Subluminal shows how a wave composed of a multitude of frequencies moving at different velocities — all less than or equal to c, the speed of light in a vacuum — can appear to have features moving faster than c.
The grid that crosses the screen is moving with a velocity of c, and no individual frequency outpaces it. However, the total wave (the bottom trace, in white) has its strongest peaks where all the individual frequencies are in phase, and the places where that happens shift with time, at a “speed” that is greater than c. Nothing is actually travelling with these peaks, though; they’re just an artifact of the way the different frequencies are slipping in and out of phase.

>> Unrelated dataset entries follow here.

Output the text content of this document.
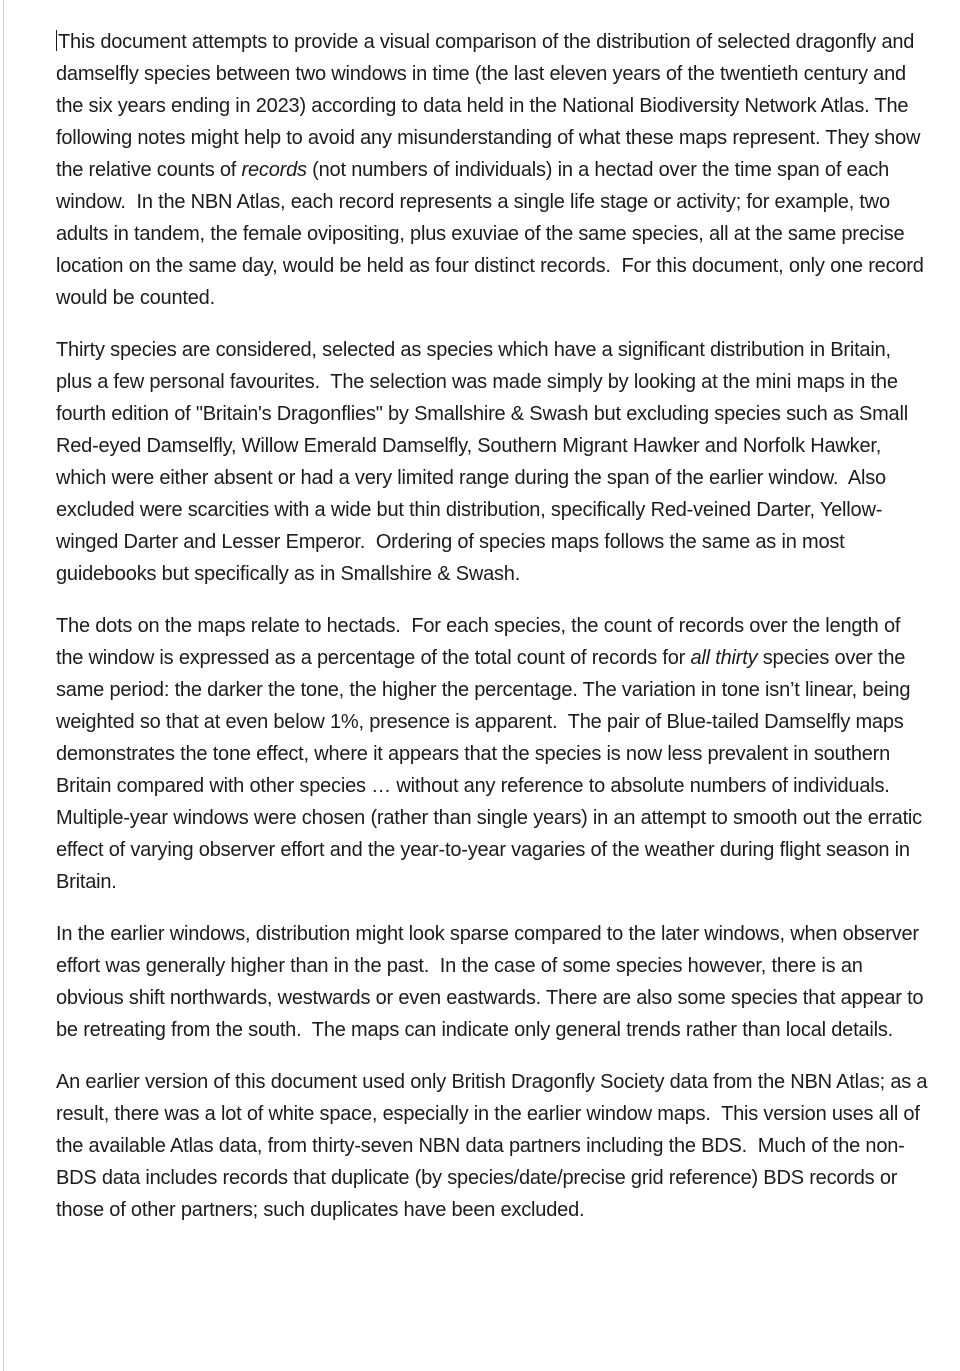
This document attempts to provide a visual comparison of the distribution of selected dragonfly and damselfly species between two windows in time (the last eleven years of the twentieth century and the six years ending in 2023) according to data held in the National Biodiversity Network Atlas. The following notes might help to avoid any misunderstanding of what these maps represent. They show the relative counts of records (not numbers of individuals) in a hectad over the time span of each window.  In the NBN Atlas, each record represents a single life stage or activity; for example, two adults in tandem, the female ovipositing, plus exuviae of the same species, all at the same precise location on the same day, would be held as four distinct records.  For this document, only one record would be counted.

Thirty species are considered, selected as species which have a significant distribution in Britain, plus a few personal favourites.  The selection was made simply by looking at the mini maps in the fourth edition of "Britain's Dragonflies" by Smallshire & Swash but excluding species such as Small Red-eyed Damselfly, Willow Emerald Damselfly, Southern Migrant Hawker and Norfolk Hawker, which were either absent or had a very limited range during the span of the earlier window.  Also excluded were scarcities with a wide but thin distribution, specifically Red-veined Darter, Yellow-winged Darter and Lesser Emperor.  Ordering of species maps follows the same as in most guidebooks but specifically as in Smallshire & Swash.

The dots on the maps relate to hectads.  For each species, the count of records over the length of the window is expressed as a percentage of the total count of records for all thirty species over the same period: the darker the tone, the higher the percentage. The variation in tone isn’t linear, being weighted so that at even below 1%, presence is apparent.  The pair of Blue-tailed Damselfly maps demonstrates the tone effect, where it appears that the species is now less prevalent in southern Britain compared with other species … without any reference to absolute numbers of individuals.  Multiple-year windows were chosen (rather than single years) in an attempt to smooth out the erratic effect of varying observer effort and the year-to-year vagaries of the weather during flight season in Britain.

In the earlier windows, distribution might look sparse compared to the later windows, when observer effort was generally higher than in the past.  In the case of some species however, there is an obvious shift northwards, westwards or even eastwards. There are also some species that appear to be retreating from the south.  The maps can indicate only general trends rather than local details.

An earlier version of this document used only British Dragonfly Society data from the NBN Atlas; as a result, there was a lot of white space, especially in the earlier window maps.  This version uses all of the available Atlas data, from thirty-seven NBN data partners including the BDS.  Much of the non-BDS data includes records that duplicate (by species/date/precise grid reference) BDS records or those of other partners; such duplicates have been excluded.
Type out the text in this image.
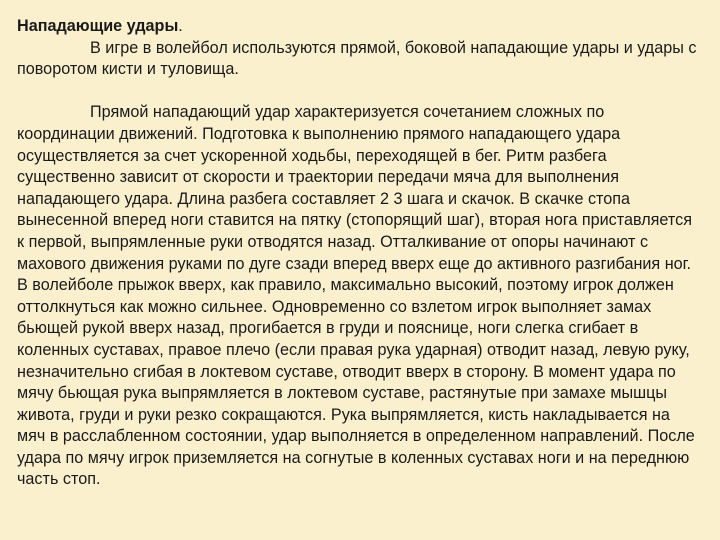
Нападающие удары.

В игре в волейбол используются прямой, боковой нападающие удары и удары с поворотом кисти и туловища.

Прямой нападающий удар характеризуется сочетанием сложных по координации движений. Подготовка к выполнению прямого нападающего удара осуществляется за счет ускоренной ходьбы, переходящей в бег. Ритм разбега существенно зависит от скорости и траектории передачи мяча для выполнения нападающего удара. Длина разбега составляет 2 3 шага и скачок. В скачке стопа вынесенной вперед ноги ставится на пятку (стопорящий шаг), вторая нога приставляется к первой, выпрямленные руки отводятся назад. Отталкивание от опоры начинают с махового движения руками по дуге сзади вперед вверх еще до активного разгибания ног. В волейболе прыжок вверх, как правило, максимально высокий, поэтому игрок должен оттолкнуться как можно сильнее. Одновременно со взлетом игрок выполняет замах бьющей рукой вверх назад, прогибается в груди и пояснице, ноги слегка сгибает в коленных суставах, правое плечо (если правая рука ударная) отводит назад, левую руку, незначительно сгибая в локтевом суставе, отводит вверх в сторону. В момент удара по мячу бьющая рука выпрямляется в локтевом суставе, растянутые при замахе мышцы живота, груди и руки резко сокращаются. Рука выпрямляется, кисть накладывается на мяч в расслабленном состоянии, удар выполняется в определенном направлений. После удара по мячу игрок приземляется на согнутые в коленных суставах ноги и на переднюю часть стоп.
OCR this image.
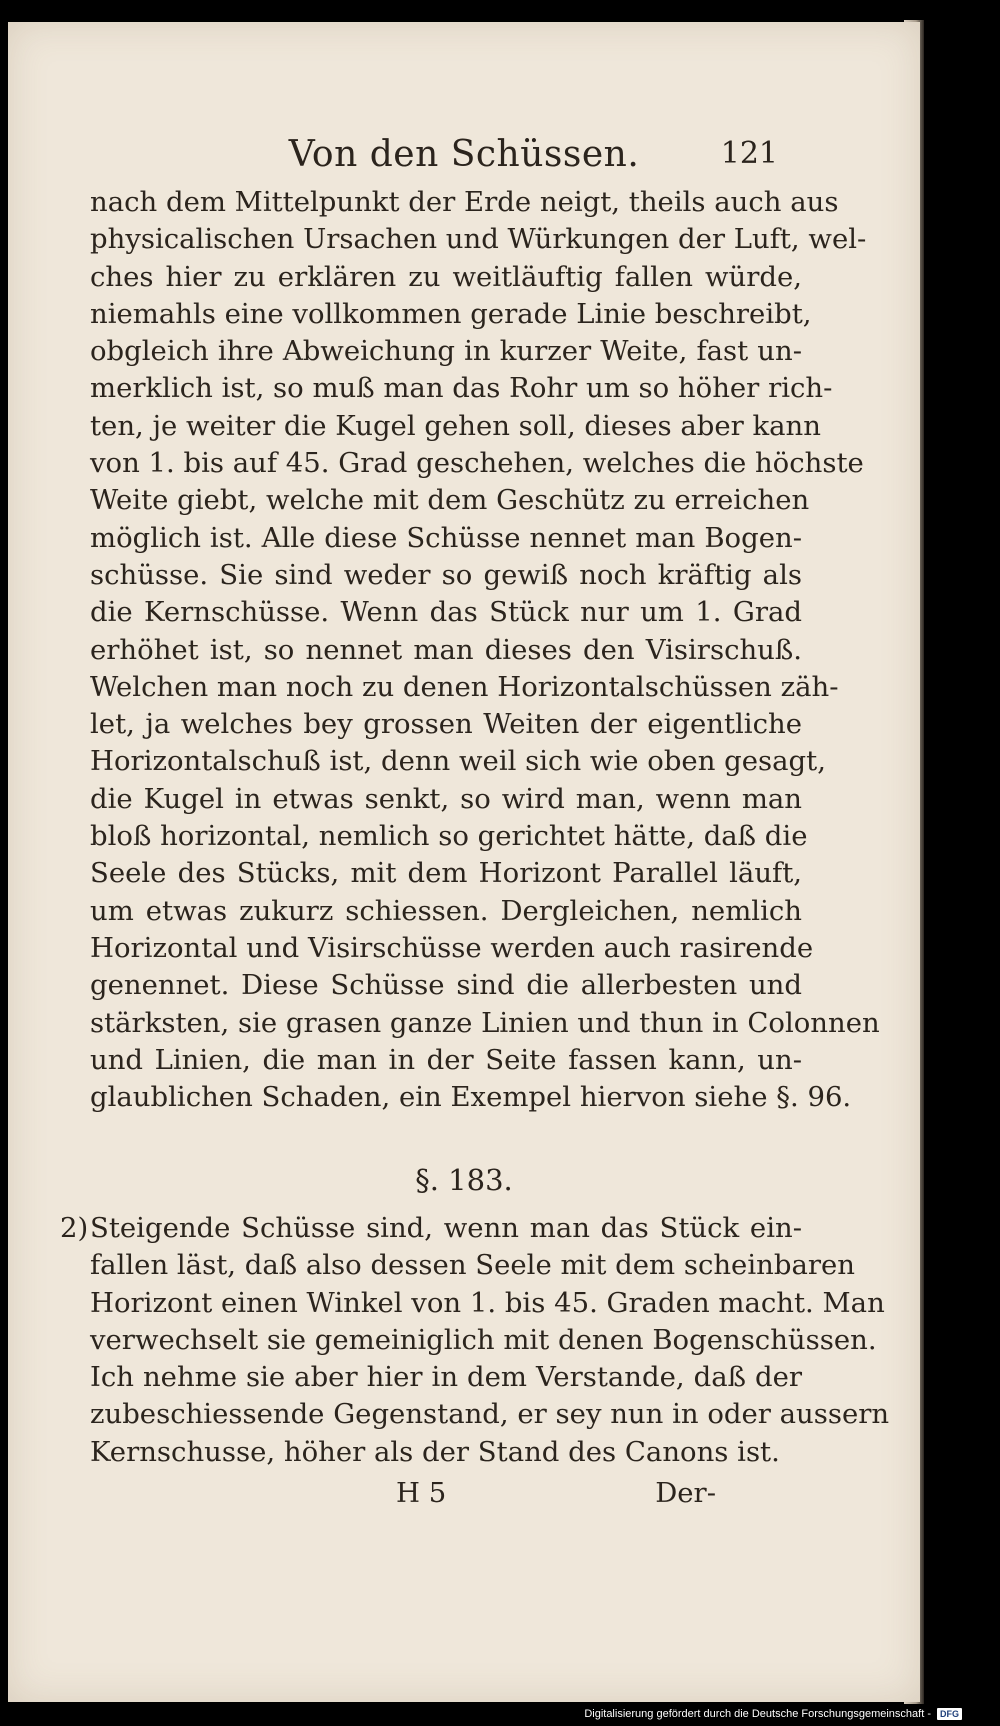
Von den Schüssen.	121
nach dem Mittelpunkt der Erde neigt, theils auch aus
physicalischen Ursachen und Würkungen der Luft, wel-
ches hier zu erklären zu weitläuftig fallen würde,
niemahls eine vollkommen gerade Linie beschreibt,
obgleich ihre Abweichung in kurzer Weite, fast un-
merklich ist, so muß man das Rohr um so höher rich-
ten, je weiter die Kugel gehen soll, dieses aber kann
von 1. bis auf 45. Grad geschehen, welches die höchste
Weite giebt, welche mit dem Geschütz zu erreichen
möglich ist. Alle diese Schüsse nennet man Bogen-
schüsse. Sie sind weder so gewiß noch kräftig als
die Kernschüsse. Wenn das Stück nur um 1. Grad
erhöhet ist, so nennet man dieses den Visirschuß.
Welchen man noch zu denen Horizontalschüssen zäh-
let, ja welches bey grossen Weiten der eigentliche
Horizontalschuß ist, denn weil sich wie oben gesagt,
die Kugel in etwas senkt, so wird man, wenn man
bloß horizontal, nemlich so gerichtet hätte, daß die
Seele des Stücks, mit dem Horizont Parallel läuft,
um etwas zukurz schiessen. Dergleichen, nemlich
Horizontal und Visirschüsse werden auch rasirende
genennet. Diese Schüsse sind die allerbesten und
stärksten, sie grasen ganze Linien und thun in Colonnen
und Linien, die man in der Seite fassen kann, un-
glaublichen Schaden, ein Exempel hiervon siehe §. 96.
§. 183.
2) Steigende Schüsse sind, wenn man das Stück ein-
fallen läst, daß also dessen Seele mit dem scheinbaren
Horizont einen Winkel von 1. bis 45. Graden macht. Man
verwechselt sie gemeiniglich mit denen Bogenschüssen.
Ich nehme sie aber hier in dem Verstande, daß der
zubeschiessende Gegenstand, er sey nun in oder aussern
Kernschusse, höher als der Stand des Canons ist.
H 5	Der-
Digitalisierung gefördert durch die Deutsche Forschungsgemeinschaft -	DFG
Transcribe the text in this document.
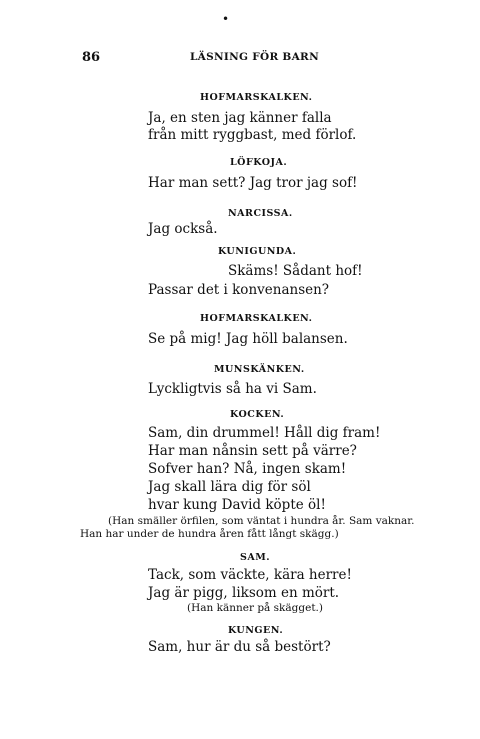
•
86	LÄSNING FÖR BARN
HOFMARSKALKEN.
Ja, en sten jag känner falla
från mitt ryggbast, med förlof.
LÖFKOJA.
Har man sett? Jag tror jag sof!
NARCISSA.
Jag också.
KUNIGUNDA.
Skäms! Sådant hof!
Passar det i konvenansen?
HOFMARSKALKEN.
Se på mig! Jag höll balansen.
MUNSKÄNKEN.
Lyckligtvis så ha vi Sam.
KOCKEN.
Sam, din drummel! Håll dig fram!
Har man nånsin sett på värre?
Sofver han? Nå, ingen skam!
Jag skall lära dig för söl
hvar kung David köpte öl!
(Han smäller örfilen, som väntat i hundra år. Sam vaknar.
Han har under de hundra åren fått långt skägg.)
SAM.
Tack, som väckte, kära herre!
Jag är pigg, liksom en mört.
(Han känner på skägget.)
KUNGEN.
Sam, hur är du så bestört?
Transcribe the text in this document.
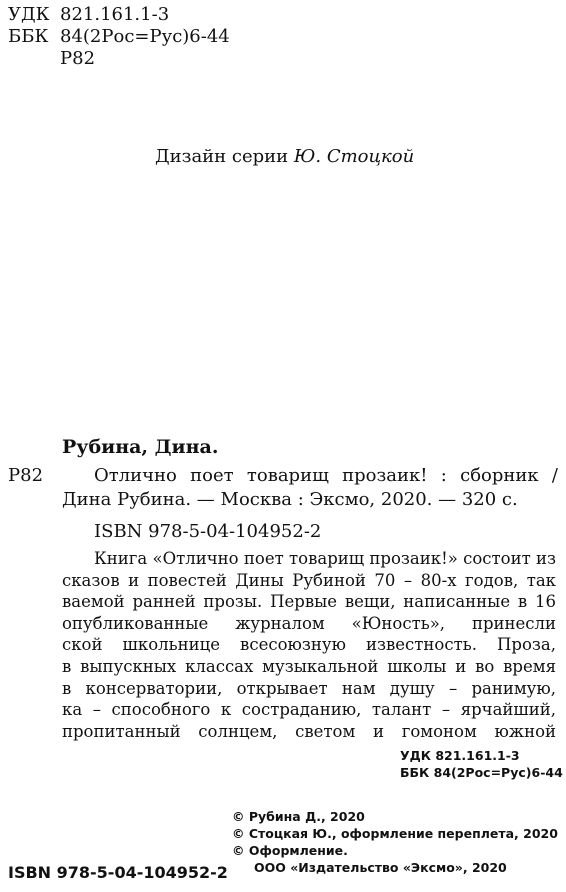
УДК 821.161.1-3
ББК 84(2Рос=Рус)6-44
Р82
Дизайн серии Ю. Стоцкой
Рубина, Дина.
Р82	Отлично поет товарищ прозаик! : сборник /
Дина Рубина. — Москва : Эксмо, 2020. — 320 с.
ISBN 978-5-04-104952-2
Книга «Отлично поет товарищ прозаик!» состоит из
сказов и повестей Дины Рубиной 70 – 80-х годов, так
ваемой ранней прозы. Первые вещи, написанные в 16
опубликованные журналом «Юность», принесли
ской школьнице всесоюзную известность. Проза,
в выпускных классах музыкальной школы и во время
в консерватории, открывает нам душу – ранимую,
ка – способного к состраданию, талант – ярчайший,
пропитанный солнцем, светом и гомоном южной
УДК 821.161.1-3
ББК 84(2Рос=Рус)6-44
© Рубина Д., 2020
© Стоцкая Ю., оформление переплета, 2020
© Оформление.
ООО «Издательство «Эксмо», 2020
ISBN 978-5-04-104952-2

This illusion of superluminal motion can only occur when the refractive index of the medium falls as the frequency of the light increases, a situation known as anomalous dispersion. If it falls rapidly enough, the group velocity — the speed at which the overall envelope of the wave seems to move — can even become negative. More details.
* Note that the response to the shutter shown here is an approximation; the individual frequencies won’t really be chopped off quite as cleanly as this. But whatever the precise shape of the waves that are generated as the shutter is closed, they can’t travel faster than the fastest phase velocity that occurs in the medium (which will not exceed c), so they can’t catch up with a pulse travelling at the group velocity and modify it in any way.
Reference: For an account of how a negative group velocity can be achieved in practice, see LJ Wang, A Kuzmich & A Dogariu, “Gain-assisted superluminal light propagation”, Nature 406, p277 (July 20, 2000).